Crafty Green Poet: writerly crimes & poetic license -- the same thing, no?

beadbabe49: yep, those buttons are hot!

Actually, I'm pleased at the controversy for just that reason: dialogue.

Michael A. Wells

Ah, but to incite controversy in poetry is to awaken the reader. It is to pull them out of la-la-land and cause them to sit up and curse you (the voice) or shout out in agreement.

Nice flowery words can create "nice" poems. I detest "nice" poetry. It takes so little imagination, so little effort and produces just one more poem that goes into the "nice" heep and no one remembers it from the others piled there.

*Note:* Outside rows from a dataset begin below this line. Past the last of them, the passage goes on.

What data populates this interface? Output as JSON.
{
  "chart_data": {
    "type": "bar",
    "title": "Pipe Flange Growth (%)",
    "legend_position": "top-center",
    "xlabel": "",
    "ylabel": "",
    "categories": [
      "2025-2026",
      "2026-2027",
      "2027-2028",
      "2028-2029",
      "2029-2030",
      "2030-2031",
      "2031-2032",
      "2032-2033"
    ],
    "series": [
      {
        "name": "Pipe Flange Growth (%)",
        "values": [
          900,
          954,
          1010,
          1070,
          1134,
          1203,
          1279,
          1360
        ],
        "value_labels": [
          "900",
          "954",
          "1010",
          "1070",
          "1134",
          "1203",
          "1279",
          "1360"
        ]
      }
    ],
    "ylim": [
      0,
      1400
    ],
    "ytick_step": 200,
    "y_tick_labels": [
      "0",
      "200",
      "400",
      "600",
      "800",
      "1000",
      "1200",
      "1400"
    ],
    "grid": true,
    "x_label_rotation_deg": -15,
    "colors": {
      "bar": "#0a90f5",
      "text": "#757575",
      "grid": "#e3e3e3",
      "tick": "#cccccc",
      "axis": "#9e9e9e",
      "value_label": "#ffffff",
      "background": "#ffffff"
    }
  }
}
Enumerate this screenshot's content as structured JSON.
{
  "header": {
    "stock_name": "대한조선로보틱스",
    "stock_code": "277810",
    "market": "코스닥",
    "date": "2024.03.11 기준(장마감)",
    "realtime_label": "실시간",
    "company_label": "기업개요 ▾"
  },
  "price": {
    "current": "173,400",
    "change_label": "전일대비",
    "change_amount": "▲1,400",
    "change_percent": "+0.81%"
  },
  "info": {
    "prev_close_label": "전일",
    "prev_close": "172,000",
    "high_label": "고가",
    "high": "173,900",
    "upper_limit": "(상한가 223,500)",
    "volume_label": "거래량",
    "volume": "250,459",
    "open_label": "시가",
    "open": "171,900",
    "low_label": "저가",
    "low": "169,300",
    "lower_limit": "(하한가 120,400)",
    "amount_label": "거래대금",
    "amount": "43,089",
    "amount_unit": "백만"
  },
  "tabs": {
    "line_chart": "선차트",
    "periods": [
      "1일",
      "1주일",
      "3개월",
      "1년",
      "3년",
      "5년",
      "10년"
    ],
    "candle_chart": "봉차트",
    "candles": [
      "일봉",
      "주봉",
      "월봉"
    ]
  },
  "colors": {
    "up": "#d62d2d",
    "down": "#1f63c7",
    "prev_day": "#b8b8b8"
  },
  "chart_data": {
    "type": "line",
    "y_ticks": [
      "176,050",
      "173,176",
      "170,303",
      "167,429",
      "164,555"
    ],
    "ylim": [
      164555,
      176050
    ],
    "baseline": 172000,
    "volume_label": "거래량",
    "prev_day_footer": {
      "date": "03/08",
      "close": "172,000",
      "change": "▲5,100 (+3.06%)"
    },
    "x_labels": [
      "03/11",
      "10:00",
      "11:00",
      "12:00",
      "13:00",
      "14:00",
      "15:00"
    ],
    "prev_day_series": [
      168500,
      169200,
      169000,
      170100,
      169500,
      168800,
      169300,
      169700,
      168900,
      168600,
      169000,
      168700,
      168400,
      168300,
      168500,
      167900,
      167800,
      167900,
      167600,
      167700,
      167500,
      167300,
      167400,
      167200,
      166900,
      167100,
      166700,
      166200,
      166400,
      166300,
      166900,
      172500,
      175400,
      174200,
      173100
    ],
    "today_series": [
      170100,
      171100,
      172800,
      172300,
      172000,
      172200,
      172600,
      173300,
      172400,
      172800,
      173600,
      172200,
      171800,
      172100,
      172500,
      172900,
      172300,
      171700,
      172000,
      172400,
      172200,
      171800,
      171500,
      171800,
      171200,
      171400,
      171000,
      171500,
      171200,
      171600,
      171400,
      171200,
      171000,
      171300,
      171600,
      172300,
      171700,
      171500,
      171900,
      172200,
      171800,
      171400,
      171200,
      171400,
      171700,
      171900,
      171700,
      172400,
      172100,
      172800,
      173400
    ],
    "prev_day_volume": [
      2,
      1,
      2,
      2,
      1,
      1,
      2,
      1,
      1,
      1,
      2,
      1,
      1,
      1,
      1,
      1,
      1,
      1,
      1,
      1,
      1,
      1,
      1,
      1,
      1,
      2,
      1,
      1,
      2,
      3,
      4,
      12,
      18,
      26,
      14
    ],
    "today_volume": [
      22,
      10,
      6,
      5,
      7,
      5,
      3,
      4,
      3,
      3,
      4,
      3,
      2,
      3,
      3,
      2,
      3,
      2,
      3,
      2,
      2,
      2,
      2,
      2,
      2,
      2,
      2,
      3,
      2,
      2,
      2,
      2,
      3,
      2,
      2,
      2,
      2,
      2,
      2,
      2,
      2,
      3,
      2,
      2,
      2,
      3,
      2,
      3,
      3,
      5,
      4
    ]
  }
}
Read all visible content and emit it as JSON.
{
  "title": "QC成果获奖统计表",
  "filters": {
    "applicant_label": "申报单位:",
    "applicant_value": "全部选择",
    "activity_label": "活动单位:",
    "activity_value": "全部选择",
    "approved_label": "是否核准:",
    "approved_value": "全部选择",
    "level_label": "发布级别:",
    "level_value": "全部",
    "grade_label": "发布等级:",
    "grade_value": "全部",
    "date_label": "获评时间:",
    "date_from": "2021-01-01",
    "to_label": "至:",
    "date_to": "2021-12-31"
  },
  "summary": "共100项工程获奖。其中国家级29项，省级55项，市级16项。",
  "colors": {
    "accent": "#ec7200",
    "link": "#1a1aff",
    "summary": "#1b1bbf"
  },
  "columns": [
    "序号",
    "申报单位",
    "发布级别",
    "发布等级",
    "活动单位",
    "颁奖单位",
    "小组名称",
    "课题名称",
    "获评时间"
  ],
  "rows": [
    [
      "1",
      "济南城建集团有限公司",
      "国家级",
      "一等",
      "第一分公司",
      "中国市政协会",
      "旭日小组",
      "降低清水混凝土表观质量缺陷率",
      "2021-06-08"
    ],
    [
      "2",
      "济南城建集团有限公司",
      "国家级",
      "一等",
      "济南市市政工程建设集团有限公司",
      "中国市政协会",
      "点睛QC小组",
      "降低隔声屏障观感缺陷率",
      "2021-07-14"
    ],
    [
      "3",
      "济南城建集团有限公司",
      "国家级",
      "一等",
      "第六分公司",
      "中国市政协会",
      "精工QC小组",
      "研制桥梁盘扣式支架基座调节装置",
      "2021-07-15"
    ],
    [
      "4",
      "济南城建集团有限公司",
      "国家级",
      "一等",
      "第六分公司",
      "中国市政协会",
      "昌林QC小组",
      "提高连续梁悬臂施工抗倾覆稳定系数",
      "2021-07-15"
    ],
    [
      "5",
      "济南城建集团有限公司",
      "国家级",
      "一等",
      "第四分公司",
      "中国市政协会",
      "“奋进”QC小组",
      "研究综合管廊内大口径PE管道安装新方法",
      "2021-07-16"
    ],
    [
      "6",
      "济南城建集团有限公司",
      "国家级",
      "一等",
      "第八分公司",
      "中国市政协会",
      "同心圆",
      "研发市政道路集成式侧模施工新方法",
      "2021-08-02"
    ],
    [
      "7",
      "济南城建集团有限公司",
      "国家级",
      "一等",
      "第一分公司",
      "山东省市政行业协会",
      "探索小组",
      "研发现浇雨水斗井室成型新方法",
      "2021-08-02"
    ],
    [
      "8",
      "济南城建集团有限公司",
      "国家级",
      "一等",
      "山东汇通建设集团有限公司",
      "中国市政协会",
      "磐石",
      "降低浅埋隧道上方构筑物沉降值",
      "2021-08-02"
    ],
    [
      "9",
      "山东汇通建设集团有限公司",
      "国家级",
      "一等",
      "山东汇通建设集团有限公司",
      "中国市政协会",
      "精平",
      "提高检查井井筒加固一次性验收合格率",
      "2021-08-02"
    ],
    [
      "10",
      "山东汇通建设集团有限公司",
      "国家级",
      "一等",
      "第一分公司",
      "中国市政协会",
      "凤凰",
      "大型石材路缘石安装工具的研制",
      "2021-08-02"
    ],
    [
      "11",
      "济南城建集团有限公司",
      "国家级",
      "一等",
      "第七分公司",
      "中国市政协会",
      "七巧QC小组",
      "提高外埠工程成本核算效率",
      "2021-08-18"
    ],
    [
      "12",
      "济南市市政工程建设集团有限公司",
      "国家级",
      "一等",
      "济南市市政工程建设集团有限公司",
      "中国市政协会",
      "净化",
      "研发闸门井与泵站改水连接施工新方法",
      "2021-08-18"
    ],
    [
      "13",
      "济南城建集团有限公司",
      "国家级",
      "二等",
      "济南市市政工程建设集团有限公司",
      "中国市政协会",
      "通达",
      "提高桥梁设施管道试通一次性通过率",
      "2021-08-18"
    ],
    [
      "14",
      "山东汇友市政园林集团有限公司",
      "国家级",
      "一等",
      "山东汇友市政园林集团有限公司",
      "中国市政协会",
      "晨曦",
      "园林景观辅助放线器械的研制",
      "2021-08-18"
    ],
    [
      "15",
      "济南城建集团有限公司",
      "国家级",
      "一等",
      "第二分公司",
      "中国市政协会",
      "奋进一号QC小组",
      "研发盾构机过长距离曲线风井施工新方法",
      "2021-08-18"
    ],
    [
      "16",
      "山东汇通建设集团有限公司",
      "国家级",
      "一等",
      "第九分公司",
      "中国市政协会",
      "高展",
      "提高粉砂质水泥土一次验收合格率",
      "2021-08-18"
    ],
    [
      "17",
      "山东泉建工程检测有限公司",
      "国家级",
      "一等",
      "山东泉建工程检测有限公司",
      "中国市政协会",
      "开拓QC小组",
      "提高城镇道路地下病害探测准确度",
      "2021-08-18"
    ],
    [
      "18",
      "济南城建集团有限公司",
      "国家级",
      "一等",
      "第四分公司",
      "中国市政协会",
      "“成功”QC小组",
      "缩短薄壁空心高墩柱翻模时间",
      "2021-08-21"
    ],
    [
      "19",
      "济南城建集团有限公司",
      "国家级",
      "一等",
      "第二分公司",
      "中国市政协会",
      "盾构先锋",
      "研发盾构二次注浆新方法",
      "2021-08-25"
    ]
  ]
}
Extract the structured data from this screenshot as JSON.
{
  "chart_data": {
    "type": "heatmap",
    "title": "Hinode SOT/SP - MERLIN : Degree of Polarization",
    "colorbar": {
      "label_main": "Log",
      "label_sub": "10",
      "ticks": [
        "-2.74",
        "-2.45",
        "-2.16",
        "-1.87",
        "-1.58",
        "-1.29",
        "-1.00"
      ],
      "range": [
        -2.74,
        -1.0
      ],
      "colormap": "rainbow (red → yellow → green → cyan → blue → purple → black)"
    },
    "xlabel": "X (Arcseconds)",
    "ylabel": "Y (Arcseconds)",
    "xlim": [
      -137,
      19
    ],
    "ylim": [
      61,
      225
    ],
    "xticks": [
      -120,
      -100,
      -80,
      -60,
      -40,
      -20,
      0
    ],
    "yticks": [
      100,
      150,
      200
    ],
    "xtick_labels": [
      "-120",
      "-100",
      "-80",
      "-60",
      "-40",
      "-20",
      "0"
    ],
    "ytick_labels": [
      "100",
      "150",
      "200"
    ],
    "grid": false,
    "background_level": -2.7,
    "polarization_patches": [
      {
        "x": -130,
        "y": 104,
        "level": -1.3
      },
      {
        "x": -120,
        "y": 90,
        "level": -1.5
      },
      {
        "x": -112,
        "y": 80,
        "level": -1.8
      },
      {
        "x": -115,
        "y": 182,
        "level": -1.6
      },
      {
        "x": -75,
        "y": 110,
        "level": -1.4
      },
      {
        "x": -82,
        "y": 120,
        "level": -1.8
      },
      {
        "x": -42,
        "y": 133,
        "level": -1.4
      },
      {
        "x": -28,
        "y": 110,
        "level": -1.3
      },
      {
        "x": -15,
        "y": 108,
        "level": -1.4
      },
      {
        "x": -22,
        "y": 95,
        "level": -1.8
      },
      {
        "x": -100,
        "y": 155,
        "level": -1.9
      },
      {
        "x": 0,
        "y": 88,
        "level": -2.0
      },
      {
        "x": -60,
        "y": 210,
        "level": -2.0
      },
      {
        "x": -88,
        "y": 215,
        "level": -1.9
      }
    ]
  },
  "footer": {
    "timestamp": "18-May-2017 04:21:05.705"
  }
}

One of the more poewrful poems I ever read was written in the voice of a man arrested as a rapest who couldn't recall doing what he was charged with, but came to assume it must be true because everybody said he did it. Anyone who read it had their emotions pulled all over the landscape and one could not be moved one way or the other by the poem. Most seemed to feel both anger and empathy.

Well done! From both a poet and person with a long history of political activism.


Ah there's nothing like a poem that raising a little hell.

Jim Murdoch

I have to say I agree with you. I can't say much about the politics. I have a hard enough time getting to grips with politics this side of the pond. I do have one truth about politics, something my father taught me: "Jimmy," he said, "No one votes governments in, only out," and, as I've grown older and seen a few come and go, I've realised that's the case. Not one of them has all the answers so when we get sick of one, and it's long enough since the last lot were in and we've had time to forget what a bad job they did last time, what do we do but vote them in again.

As for writers and lying, well we're speaking the same language there. Just have a look at the title to my blog. I've posted the following poem a couple of times but I expect you'll relate to it and it'll save me prattling on any longer than I have to.


Writers are all liars. We all are.
But at least they are honest liars.

They write down those necessary lies,
the kind that move men to leaps of faith
or excuse us when we fail to jump.

In the end it doesn't matter that
they let us down in the cruellest ways.

August 18, 1996


Good on you for stirring the pot. I am continually irritated by the widespread presumption that a poem's "I" must be autobiographical; few people make the same mistake with regard to popular music. Good political poetry is a relatively rare thing, in part because writers don't have the sense to make it personal, as you have done.


Michael: I fear that much of what I do you might consider to be "nice" poetry -- but I work at it. Whereas, this one came through like a bell-ring, with relatively little revision. And I suspected, as Cathy says, that it might raise a little hell...

"to awaken the reader" -- and myself -- that's what all of it is for, yes?

Jim's blog is called The Truth About Lies" -- couldn't be more spot-on, eh? Thanks for sharing your poem.

Dave: I wish I could claim 'sense' in writing this poem, but it wasn't that at all. Or perhaps it was -- all sensation... & thanks for the heads-up on the non-working links. Fixed now, I think.


I liked the poem . I'd suspect that more men than women lied to keep their spouse happy . ;D


Great poem, sb. Clever and made me laugh at the ending. Just got an email from a friend whose daughter emailed her about your "controversial poem that is being linked on political blogs"! Isn't that N's friend? she wondered. YES! I answered proudly.


I suspected something was happening in email -- from my stats, and because I'm quite sure Andrew Sullivan does not read my blog. Someone must have emailed this to him.

It seems to me that your poem had a lot more sense to it and added more to a discussion of the New Hampshire primary than many thousands upon thousands of words babbled forth by the political pundits of the media.


Shakespeare should only have written in a man's voice, who did he think he was?And I have it on good authority that he lied in some of his poems.